Expedia is old enough to remember when tech companies like Pets.com and Electronic Data Systems bought Super Bowl ad time.

At more than 25 years old, however, it also knows that it has to adapt if it wants to remain more relevant than those bygone brands. The pandemic has only increased that urgency, with hotel chains and vacation rental platforms scanning data to find ideal travelers, and both network airlines and low-cost carriers figuring out pandemic-era passenger patterns.

Earlier this month, Expedia Group announced that it will run two national Super Bowl ads: a 60-second spot for its home-rental platform Vrbo produced with new agency partner Wieden+Kennedy, and a 30-second hit for Expedia from existing agency partner Anomaly.

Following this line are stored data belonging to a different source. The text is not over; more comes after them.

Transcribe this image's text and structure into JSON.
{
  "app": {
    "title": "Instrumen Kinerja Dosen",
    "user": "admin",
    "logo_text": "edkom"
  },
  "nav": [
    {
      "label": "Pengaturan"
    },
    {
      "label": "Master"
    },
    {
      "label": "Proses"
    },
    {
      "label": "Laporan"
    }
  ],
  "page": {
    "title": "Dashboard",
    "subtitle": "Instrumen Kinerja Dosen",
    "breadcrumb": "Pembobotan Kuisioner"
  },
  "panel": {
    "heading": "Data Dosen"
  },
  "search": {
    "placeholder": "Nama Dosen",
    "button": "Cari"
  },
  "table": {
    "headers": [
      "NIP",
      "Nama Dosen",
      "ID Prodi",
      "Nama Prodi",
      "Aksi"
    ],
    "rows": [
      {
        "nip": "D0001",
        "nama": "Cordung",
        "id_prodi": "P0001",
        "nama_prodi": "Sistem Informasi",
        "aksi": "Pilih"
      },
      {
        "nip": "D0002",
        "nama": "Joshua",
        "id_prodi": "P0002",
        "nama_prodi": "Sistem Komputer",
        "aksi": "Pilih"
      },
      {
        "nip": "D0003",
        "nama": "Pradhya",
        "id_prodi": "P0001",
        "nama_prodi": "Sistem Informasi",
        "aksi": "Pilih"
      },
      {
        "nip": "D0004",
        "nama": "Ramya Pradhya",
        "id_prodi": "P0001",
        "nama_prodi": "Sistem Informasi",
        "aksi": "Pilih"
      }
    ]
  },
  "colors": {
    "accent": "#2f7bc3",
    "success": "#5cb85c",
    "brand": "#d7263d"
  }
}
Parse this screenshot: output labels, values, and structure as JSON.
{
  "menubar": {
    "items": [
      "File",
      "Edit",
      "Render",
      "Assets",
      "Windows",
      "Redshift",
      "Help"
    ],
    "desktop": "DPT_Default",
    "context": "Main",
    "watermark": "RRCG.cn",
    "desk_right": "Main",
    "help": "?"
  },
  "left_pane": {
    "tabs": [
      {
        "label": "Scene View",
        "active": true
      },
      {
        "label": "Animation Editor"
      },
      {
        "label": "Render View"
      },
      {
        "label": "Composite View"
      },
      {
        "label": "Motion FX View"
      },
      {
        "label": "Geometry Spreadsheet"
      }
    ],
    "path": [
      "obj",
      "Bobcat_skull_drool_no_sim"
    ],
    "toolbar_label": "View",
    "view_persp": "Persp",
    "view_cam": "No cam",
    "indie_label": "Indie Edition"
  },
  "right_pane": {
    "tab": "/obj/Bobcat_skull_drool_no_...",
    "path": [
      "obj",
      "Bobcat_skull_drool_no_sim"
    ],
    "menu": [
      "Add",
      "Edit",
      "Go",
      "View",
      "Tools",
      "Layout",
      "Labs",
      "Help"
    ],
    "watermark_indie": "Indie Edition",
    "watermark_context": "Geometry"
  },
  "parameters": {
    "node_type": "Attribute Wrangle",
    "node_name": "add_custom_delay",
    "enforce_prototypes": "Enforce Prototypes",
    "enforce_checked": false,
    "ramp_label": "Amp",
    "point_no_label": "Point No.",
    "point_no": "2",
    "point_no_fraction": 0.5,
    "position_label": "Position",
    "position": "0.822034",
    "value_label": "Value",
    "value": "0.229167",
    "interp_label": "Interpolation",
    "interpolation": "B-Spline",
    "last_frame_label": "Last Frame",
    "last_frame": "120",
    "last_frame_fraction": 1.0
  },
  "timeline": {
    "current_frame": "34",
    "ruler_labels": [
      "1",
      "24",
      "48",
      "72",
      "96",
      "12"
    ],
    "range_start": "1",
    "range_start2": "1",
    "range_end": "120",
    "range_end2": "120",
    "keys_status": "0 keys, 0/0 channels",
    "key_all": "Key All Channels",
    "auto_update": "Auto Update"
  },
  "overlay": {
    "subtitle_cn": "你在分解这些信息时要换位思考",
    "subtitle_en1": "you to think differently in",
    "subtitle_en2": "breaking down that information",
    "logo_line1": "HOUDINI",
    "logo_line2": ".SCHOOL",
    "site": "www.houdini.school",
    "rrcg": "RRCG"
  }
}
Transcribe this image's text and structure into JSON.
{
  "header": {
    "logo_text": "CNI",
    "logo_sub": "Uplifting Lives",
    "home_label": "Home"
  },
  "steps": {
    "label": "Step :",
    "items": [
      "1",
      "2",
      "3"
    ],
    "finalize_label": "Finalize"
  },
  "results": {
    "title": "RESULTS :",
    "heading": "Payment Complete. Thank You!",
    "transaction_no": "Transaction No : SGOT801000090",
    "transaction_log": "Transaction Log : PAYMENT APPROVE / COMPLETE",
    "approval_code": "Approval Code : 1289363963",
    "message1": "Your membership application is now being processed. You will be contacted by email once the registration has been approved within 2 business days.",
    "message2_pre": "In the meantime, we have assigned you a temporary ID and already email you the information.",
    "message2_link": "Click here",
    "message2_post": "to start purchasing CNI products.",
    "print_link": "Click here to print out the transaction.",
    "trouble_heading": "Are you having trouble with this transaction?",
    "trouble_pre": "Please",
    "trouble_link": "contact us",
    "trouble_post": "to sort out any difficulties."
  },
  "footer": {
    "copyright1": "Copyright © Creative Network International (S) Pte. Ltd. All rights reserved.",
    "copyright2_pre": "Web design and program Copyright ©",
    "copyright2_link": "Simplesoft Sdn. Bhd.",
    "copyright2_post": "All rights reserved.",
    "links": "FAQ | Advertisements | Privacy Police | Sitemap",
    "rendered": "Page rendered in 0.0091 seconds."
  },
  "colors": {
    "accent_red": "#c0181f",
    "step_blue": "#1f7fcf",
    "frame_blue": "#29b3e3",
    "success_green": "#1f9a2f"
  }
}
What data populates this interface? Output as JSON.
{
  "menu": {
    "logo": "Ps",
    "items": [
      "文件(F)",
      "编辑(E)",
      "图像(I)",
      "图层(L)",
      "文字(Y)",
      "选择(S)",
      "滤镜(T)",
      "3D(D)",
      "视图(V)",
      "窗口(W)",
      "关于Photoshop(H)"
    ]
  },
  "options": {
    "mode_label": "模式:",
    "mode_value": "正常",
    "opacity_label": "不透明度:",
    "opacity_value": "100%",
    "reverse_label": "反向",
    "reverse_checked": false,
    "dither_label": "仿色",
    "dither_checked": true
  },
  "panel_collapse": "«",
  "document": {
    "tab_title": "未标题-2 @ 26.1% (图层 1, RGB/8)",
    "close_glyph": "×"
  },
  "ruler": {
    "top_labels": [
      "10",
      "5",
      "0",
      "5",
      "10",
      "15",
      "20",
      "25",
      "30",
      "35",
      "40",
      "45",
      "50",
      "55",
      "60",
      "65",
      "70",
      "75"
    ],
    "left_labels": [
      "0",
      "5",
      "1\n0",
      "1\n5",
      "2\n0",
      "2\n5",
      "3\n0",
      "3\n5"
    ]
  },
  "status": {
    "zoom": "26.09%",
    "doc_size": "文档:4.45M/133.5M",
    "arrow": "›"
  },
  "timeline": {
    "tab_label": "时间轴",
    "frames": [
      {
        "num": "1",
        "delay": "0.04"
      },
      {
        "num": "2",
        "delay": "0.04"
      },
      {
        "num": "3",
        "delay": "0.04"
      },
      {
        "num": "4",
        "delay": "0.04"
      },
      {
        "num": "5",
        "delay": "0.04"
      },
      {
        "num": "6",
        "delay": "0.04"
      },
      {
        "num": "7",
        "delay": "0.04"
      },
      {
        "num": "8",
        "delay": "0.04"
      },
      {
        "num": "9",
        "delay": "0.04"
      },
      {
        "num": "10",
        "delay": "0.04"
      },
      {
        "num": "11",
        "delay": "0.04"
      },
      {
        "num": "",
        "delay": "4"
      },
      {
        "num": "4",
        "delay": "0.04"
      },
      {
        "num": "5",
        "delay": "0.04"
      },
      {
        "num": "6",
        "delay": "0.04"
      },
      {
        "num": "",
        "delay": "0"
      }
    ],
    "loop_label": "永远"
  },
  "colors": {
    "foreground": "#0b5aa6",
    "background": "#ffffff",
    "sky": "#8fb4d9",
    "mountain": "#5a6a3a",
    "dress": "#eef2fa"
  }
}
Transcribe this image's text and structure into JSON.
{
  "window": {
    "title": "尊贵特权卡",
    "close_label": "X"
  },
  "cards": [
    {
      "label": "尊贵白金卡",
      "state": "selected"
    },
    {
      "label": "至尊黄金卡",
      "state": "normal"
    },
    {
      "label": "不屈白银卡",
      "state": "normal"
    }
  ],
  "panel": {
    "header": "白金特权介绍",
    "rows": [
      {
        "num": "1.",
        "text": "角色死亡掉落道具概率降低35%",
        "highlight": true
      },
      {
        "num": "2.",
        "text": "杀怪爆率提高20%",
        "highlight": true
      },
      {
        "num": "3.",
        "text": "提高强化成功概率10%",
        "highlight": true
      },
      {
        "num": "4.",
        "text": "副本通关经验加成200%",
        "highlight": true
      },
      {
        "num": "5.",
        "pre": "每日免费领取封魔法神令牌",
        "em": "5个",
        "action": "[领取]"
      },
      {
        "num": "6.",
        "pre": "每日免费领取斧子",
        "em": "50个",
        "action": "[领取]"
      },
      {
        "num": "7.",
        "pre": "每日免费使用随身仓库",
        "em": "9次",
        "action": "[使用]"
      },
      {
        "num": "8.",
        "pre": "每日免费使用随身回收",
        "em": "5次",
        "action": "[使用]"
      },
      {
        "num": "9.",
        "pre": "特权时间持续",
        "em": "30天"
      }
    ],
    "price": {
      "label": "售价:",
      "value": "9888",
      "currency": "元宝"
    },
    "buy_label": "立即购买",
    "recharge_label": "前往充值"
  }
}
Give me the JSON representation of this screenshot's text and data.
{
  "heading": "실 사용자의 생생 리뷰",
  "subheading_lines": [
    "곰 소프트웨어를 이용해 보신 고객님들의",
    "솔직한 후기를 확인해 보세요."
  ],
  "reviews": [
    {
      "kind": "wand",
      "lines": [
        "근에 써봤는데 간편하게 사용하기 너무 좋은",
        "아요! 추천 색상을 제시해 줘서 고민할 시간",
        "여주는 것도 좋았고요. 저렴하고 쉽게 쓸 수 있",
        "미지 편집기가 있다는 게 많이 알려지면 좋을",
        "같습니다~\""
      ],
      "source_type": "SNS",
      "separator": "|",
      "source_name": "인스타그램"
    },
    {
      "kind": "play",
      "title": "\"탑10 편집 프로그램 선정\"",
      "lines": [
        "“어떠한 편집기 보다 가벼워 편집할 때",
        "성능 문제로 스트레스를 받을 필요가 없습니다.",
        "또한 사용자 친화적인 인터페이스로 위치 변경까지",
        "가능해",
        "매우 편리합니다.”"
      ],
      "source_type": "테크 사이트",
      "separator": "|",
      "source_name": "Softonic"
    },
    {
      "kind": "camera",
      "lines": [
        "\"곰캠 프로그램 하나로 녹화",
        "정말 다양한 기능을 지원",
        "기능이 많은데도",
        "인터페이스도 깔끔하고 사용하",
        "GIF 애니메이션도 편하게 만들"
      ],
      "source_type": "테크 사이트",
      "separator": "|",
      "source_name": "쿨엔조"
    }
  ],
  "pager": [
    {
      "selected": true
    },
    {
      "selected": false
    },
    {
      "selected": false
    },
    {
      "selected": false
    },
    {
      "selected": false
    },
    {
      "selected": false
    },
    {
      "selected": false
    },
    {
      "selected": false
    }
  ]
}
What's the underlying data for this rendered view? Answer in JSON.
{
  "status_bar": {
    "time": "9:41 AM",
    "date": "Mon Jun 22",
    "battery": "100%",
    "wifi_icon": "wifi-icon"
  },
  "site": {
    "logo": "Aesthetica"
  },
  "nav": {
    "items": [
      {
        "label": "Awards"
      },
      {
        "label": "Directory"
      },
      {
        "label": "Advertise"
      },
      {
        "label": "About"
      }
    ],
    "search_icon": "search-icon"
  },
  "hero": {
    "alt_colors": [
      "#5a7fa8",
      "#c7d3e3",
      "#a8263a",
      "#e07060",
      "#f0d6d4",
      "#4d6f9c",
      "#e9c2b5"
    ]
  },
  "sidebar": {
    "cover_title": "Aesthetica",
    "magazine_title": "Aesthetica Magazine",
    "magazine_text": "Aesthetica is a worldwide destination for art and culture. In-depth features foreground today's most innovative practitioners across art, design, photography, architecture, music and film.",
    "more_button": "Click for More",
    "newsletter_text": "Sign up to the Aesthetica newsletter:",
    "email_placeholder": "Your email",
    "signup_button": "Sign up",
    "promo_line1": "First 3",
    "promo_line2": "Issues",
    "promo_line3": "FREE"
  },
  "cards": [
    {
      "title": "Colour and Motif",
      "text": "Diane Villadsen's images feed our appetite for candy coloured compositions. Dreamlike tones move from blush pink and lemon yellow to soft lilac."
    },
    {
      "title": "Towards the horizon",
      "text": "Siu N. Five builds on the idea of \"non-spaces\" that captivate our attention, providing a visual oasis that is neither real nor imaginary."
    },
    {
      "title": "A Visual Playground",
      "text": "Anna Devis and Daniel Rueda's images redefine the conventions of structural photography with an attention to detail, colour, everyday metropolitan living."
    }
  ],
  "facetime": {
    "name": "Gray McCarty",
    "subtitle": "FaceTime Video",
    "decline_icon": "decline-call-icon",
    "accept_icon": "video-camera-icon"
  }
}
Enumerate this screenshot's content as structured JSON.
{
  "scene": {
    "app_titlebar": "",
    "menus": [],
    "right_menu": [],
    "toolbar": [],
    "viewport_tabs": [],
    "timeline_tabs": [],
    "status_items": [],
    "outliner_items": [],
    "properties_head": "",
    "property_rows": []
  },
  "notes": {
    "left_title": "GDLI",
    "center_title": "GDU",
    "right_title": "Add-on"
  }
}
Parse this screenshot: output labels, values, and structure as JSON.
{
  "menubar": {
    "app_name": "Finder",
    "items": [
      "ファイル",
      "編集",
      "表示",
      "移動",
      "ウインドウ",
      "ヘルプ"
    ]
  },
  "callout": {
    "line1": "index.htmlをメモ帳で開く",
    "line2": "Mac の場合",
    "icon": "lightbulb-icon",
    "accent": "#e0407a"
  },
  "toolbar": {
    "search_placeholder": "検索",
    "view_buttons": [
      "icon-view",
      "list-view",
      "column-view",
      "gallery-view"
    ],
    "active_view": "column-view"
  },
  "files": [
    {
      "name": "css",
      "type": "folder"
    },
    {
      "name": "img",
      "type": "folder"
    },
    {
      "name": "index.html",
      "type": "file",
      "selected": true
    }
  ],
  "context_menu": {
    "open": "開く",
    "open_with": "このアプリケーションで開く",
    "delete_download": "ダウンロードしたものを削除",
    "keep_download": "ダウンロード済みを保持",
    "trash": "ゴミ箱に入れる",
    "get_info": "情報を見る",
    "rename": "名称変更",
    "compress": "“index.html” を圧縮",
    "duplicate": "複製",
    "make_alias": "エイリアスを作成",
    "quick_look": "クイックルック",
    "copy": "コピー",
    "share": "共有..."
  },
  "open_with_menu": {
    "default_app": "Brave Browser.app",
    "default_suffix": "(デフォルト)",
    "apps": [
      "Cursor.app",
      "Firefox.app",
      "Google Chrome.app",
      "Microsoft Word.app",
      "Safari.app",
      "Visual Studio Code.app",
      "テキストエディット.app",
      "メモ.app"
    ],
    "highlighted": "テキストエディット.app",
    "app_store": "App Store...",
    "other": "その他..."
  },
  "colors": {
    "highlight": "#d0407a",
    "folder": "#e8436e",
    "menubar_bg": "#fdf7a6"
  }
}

“Travel has changed a lot during the pandemic; customers are looking for different things,” said Hector Muelas, svp of global creative for Expedia Group. “And that’s had an impact internally on how we’re organized and the type of work that we want to do, which in turn has had an effect on the types of partners that we want to work with.”

Apple takeover

Muelas himself was a big part of that reorganization, joining Expedia Group in July 2021 after his second two-year stint as Apple’s global creative director. In September 2021, he was joined by Apple colleague Michele Rousseau, who’d spent 12 years working on the tech giant’s brand.

Expedia Brands president Jon Gieselman, who also came over from Apple last year, gave Muelas and Rousseau permission to rebuild Expedia Group’s marketing and branding from scratch. The Big Game will show the first byproducts of that edict.